INVESTIGATING T CELLS IN THE CONTEXT OF NEUROIMMUNOLOGY: MOLECULAR AND CELLULAR MECHANISMS DURING A STRESS RESPONSE AND A PATIENT-BASED STUDY IN PARKINSON'S DISEASE

For a long time, the nervous system and the immune system have been studied as isolated entities, but a growing body of evidence shows that there is an extensive crosstalk between both systems. In fact, neurons and immune cells share certain functional features and reside in close proximity within the tissues, enabling them to effectively communicate. T cells are crucial for mounting and controlling almost any kind of immune response. However, when dysregulated, T cells fail to protect the host from invading pathogens or can cause damage to surrounding tissues, leading to autoimmunity-related pathology. In the first part of this cumulative thesis, we aimed at identifying novel genes regulating CD4 T cell responses and identified VIMP, one of the 25 human proteins containing the 21st amino acid selenocysteine, as a gene having anti-inflammatory functions. Furthermore, T cells express various neurotransmitter receptors allowing the integration of neuronal signal for an appropriate response. In the second part, we showed a CD4-T-cell-intrinsic mechanism through which stress hormones mediate their control over the immune system. We identified a previously unrecognized pathway regulating CD4 T cell differentiation that involves the circadian clock gene Per1 and mTORC1 signalling.

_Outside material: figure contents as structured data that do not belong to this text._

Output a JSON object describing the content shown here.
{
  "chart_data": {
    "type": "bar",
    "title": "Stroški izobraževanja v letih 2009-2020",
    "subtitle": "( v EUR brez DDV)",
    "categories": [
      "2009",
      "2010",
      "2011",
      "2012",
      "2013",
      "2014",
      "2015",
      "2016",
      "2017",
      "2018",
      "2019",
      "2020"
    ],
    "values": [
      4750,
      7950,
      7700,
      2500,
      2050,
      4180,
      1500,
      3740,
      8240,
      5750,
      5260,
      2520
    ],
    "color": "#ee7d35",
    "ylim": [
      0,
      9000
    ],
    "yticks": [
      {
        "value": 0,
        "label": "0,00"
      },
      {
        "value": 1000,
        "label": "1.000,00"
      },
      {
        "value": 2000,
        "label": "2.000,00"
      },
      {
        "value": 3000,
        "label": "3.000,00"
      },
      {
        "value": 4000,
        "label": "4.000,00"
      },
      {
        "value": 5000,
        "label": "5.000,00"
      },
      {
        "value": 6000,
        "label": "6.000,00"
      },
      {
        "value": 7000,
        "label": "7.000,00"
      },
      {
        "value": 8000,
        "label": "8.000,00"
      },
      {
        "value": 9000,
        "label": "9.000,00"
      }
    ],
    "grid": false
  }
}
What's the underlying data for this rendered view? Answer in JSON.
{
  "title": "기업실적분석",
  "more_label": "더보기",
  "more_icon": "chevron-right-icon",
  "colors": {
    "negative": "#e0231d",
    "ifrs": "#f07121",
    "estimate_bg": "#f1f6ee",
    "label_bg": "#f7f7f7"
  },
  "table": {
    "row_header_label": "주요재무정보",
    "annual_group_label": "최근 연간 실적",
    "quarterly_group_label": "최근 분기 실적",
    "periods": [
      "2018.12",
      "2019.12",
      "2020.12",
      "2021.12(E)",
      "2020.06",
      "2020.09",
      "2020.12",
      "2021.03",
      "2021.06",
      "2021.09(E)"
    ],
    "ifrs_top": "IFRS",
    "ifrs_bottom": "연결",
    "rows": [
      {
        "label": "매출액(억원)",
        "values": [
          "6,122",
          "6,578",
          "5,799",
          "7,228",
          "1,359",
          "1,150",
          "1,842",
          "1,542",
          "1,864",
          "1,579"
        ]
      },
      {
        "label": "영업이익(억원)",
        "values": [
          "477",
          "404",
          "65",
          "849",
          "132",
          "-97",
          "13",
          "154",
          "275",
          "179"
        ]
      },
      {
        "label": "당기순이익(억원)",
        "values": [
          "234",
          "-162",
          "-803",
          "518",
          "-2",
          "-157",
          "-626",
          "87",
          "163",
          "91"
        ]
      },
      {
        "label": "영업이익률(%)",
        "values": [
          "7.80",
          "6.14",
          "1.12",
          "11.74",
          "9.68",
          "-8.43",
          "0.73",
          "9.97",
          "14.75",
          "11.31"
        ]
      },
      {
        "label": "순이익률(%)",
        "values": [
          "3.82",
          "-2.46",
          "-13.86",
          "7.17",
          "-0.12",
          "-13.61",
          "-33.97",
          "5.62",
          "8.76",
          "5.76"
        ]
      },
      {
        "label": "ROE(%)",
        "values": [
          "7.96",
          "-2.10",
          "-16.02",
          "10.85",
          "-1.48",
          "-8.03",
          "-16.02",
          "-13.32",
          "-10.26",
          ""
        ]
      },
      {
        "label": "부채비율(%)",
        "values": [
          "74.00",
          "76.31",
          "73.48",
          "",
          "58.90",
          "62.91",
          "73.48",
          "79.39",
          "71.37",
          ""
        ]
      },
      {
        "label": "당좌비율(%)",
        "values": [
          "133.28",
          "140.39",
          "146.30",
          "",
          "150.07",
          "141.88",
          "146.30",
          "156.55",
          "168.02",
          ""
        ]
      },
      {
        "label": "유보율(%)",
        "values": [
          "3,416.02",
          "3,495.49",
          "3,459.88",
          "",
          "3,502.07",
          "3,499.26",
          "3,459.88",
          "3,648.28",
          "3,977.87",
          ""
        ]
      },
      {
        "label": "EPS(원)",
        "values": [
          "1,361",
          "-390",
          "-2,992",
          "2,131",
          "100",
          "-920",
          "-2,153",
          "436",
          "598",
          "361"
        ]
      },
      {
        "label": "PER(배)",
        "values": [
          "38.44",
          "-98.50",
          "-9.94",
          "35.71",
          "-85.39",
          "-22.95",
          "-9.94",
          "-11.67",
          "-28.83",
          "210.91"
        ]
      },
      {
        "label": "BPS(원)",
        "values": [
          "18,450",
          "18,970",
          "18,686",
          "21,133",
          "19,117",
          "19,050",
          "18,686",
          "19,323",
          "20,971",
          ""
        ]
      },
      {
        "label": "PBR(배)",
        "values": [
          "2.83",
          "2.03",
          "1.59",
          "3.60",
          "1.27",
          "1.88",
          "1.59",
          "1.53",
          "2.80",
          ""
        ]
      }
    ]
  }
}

Finaly, T cells involvement in different neuropathologies has been reported in the past few decades. Emerging evidence indicates the involvement of the immune system and in particular T cells in the pathogenesis of Parkinson’s disease (PD), the 2nd most common neurodegenerative disease. In the 3rd part of the thesis we systematically characterized the immunological status of early-to-mid stage PD patients and matched healthy controls, and identified a distinct peripheral immunological fingerprint in PD patients, especially in the CD8 T-cell compartment. The findings of the studies described in this cumulative thesis advance our understanding of the regulatory nodes of CD4 T cells during a stress response and fill the knowledge gap on the early involvement of CD8 T cells and other immune subsets in neurodegenerative diseases in the case of PD.